Ma ciò che è più impressionante delle crisi non è la completa riconfigurazione del paesaggio fisico, quanto i cambiamenti radicali nelle modalità di pensiero e comprensione, delle istituzioni e delle ideologie dominanti, delle lealtà e dei processi politici, delle soggettività politiche, delle tecnologie e delle forme organizzative, delle relazioni sociali, delle abitudini e dei gusti culturali che informano la vita quotidiana. Le crisi scuotono alle fondamenta le nostre concezioni mentali del mondo e del nostro posto in esso. E noi, come irrequieti partecipanti ed abitanti di questo nuovo mondo emergente, dobbiamo adattarci, attraverso la coercizione od il consenso, a questo nuovo stato di cose, anche se, grazie a quello che facciamo e a come pensiamo e ci comportiamo, aggiungiamo la nostra opinione alle ingarbugliate qualità di questo mondo.
Nel mezzo di una crisi è difficile vedere dove possa essere l’uscita. Le crisi non sono eventi singoli. Pur avendo i loro evidenti inneschi, gli spostamenti tettonici che rappresentano impiegano molti anni per venire alla luce. La prolungata crisi iniziata col tracollo del mercato azionario del 1929 non fu risolta sino agli anni Cinquanta, dopo che il mondo era passato attraverso la Depressione degli anni Trenta e la guerra globale dei Quaranta. Parimenti, la crisi la cui esistenza fu segnalata dalla turbolenza nei mercati valutari internazionali nei tardi anni Sessanta e dagli eventi del 1968 per le strade di molte città (da Parigi e Chicago fino a Città del Messico e Bangkok) non fu risolta sino a metà anni Ottanta, dopo essere passati nei primi anni Settanta attraverso il collasso del sistema monetario internazionale inaugurato a Bretton Woods nel 1944, una turbolenta decade di lotte operaie negli anni Settanta e l’ascesa ed il consolidamento delle politiche di neoliberalizzazione sotto Reagan, Thatcher, Kohl, Pinochet e, per finire, Deng in Cina.
Col senno di poi non è difficile riconoscere abbondanti segnali dei problemi a venire, ben prima che una crisi esploda in maniera lampante. Le impetuose diseguaglianze di ricchezze monetarie e di reddito degli anni Venti e la bolla del mercato immobiliare che esplose negli Usa nel 1928 come presagi del collasso del 1929, ad esempio. Senza dubbio la modalità di uscita da una crisi contiene in sé i semi della crisi successiva. La finanziarizzazione globale, oberata dal debito e crescentemente deregolamentata, iniziata negli anni Ottanta come modalità per risolvere i conflitti con il lavoro attraverso la facilitazione della mobilità e della dispersione geografica, ha prodotto il suo epilogo nel crollo della banca di investimento di Lehman Brothers il 15 settembre 2008.
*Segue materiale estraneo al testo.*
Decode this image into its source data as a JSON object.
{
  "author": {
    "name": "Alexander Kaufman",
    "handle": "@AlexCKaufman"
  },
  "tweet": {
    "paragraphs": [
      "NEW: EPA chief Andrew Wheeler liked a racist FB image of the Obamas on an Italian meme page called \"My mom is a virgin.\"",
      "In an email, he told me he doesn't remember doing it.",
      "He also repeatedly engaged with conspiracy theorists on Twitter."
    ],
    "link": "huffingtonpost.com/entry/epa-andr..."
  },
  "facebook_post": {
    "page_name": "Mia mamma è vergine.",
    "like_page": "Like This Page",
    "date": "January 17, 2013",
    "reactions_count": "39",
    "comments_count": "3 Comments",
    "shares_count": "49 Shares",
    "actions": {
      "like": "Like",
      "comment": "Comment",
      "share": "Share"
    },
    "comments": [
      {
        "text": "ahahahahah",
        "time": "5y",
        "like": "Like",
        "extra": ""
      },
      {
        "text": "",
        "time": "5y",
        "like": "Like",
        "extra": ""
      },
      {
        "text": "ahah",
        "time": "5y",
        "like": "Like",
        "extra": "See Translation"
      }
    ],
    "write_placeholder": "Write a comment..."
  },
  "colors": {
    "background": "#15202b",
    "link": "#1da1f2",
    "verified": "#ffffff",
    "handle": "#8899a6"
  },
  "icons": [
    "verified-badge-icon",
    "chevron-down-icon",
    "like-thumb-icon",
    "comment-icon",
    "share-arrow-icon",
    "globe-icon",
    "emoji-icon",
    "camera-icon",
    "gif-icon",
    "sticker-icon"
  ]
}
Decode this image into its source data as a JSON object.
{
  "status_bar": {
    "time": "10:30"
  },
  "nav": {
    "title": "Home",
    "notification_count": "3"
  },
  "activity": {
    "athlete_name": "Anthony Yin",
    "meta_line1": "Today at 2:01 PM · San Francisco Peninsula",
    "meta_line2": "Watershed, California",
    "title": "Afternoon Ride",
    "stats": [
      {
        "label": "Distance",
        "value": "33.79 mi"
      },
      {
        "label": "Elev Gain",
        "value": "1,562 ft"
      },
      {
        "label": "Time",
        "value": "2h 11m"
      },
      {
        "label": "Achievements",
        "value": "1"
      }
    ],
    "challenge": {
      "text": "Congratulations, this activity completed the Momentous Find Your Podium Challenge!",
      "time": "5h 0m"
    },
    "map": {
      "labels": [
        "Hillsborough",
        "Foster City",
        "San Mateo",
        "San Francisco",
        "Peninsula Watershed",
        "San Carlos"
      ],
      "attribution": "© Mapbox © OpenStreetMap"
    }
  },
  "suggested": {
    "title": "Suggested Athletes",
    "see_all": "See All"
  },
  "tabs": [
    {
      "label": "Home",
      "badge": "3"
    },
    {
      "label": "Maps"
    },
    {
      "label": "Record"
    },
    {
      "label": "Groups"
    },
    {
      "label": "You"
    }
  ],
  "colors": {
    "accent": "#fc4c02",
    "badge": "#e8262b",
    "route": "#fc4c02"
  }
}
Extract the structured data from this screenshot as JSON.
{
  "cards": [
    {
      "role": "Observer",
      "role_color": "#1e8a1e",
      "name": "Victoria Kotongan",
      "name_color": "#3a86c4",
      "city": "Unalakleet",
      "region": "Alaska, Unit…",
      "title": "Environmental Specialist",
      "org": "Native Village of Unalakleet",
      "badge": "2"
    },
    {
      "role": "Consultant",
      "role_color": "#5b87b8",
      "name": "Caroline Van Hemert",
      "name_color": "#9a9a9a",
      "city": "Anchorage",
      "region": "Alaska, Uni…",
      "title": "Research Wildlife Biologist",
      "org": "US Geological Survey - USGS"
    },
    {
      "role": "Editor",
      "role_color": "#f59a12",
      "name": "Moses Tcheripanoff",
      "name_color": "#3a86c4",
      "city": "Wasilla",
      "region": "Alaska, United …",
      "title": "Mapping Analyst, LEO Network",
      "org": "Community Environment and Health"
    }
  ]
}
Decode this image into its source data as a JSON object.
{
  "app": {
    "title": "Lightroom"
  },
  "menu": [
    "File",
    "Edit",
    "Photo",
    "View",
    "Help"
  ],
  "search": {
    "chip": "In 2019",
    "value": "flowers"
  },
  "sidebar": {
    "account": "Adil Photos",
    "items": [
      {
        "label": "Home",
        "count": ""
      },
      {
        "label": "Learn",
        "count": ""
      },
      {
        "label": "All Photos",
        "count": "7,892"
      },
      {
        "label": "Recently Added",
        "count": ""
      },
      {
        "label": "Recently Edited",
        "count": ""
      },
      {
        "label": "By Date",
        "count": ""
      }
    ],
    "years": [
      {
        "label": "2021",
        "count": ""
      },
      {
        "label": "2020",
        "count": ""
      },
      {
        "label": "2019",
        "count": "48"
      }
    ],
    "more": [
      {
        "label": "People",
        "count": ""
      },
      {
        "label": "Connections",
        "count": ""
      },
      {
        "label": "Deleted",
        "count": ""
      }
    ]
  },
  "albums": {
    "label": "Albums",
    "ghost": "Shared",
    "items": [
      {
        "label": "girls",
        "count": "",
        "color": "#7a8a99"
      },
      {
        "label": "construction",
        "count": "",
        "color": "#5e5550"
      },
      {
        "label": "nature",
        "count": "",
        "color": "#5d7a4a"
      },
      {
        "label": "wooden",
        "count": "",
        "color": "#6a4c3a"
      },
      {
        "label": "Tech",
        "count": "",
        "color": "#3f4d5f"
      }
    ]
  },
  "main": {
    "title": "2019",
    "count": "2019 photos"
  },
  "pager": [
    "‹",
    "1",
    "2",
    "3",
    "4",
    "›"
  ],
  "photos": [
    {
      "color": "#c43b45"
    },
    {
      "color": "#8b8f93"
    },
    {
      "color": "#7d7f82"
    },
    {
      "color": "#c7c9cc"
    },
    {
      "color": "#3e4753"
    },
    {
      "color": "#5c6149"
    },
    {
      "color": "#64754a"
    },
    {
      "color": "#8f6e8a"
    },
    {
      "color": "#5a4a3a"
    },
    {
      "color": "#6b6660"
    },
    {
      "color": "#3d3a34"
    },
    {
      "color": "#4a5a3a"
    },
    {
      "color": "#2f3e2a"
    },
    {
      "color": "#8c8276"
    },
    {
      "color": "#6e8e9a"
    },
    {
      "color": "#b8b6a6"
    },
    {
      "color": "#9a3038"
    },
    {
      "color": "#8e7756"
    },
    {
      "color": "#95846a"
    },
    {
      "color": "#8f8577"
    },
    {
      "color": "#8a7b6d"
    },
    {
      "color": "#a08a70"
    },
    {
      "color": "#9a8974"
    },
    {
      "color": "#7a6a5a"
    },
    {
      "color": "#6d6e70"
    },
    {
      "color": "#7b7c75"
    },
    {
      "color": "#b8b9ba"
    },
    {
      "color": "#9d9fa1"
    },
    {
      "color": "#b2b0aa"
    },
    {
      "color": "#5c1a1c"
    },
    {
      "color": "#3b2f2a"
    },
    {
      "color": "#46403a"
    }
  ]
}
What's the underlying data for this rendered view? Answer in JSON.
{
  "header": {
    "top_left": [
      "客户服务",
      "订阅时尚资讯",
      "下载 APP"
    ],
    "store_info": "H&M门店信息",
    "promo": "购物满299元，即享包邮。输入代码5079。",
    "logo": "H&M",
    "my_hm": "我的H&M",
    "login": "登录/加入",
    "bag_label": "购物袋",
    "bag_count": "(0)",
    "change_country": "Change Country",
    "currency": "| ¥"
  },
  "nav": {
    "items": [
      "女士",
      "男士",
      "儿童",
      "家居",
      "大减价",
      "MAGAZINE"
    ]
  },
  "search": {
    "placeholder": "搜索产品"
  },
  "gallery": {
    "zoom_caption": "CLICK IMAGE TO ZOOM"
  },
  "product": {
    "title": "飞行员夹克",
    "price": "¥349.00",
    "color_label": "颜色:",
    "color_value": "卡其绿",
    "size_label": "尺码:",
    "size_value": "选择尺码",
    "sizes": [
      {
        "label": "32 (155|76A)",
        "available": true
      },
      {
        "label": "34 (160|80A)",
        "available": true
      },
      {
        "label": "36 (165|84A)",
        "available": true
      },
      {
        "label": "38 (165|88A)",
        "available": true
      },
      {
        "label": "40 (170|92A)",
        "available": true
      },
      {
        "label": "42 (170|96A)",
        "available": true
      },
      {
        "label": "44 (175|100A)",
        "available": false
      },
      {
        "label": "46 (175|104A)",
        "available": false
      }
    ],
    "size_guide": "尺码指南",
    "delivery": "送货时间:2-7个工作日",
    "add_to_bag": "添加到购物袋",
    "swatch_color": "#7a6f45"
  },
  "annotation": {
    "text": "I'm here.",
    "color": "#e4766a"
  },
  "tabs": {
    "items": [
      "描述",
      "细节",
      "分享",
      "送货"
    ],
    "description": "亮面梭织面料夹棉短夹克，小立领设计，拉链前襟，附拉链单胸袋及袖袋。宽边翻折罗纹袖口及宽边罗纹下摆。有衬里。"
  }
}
In questo momento, sono passati più di cinque anni da quell’evento, elemento scatenante dei collassi finanziari a cascata che seguirono. Se il passato è in qualche modo una guida, sarebbe grossolano aspettarsi a questo punto una qualsiasi chiara indicazione di come possa apparire un capitalismo rinvigorito – sempre che ciò sia possibile. Tuttavia ci dovrebbero ormai essere diagnosi concorrenti su ciò che non funziona, e una proliferazione di proposte per aggiustare le cose. Ciò che invece sorprende è la scarsità di nuovi pensieri e nuove politiche. Il mondo è per lo più polarizzato tra una continuazione, se non un approfondimento (come in Europa e negli Stati Uniti), dei rimedi neoliberali, monetaristi e sul lato dell’offerta che enfatizzano l’austerità come medicina appropriata per curare i propri mali; oppure il revival di alcune versioni, solitamente annacquate, di un’espansione keynesiana sul lato della domanda e finanziate dal debito (come in Cina) che ignorano l’accento che Keynes pose sulla redistribuzione dei redditi verso le classi inferiori quale uno dei suoi elementi chiave. A prescindere dalla politica seguita, il risultato è sempre quello di favorire il club dei miliardari che ora forma una plutocrazia dal potere crescente sia all’interno dei singoli paesi (come Rupert Murdoch) che su scala globale. I ricchi stanno diventando sempre più ricchi dappertutto. I 100 maggiori miliardari del mondo (da Cina, Russia, India, Messico e Indonesia come dai tradizionali centri della ricchezza in Nord America ed Europa) hanno aggiunto ai loro forzieri 240 miliardi di dollari solo nel 2012 (abbastanza, secondo Oxfam, da far cessare la povertà globale in una sola notte). Al contrario il benessere delle masse nel migliore dei casi stagna, o più verosimilmente subisce una degradazione accelerata se non catastrofica (come in Grecia e Spagna).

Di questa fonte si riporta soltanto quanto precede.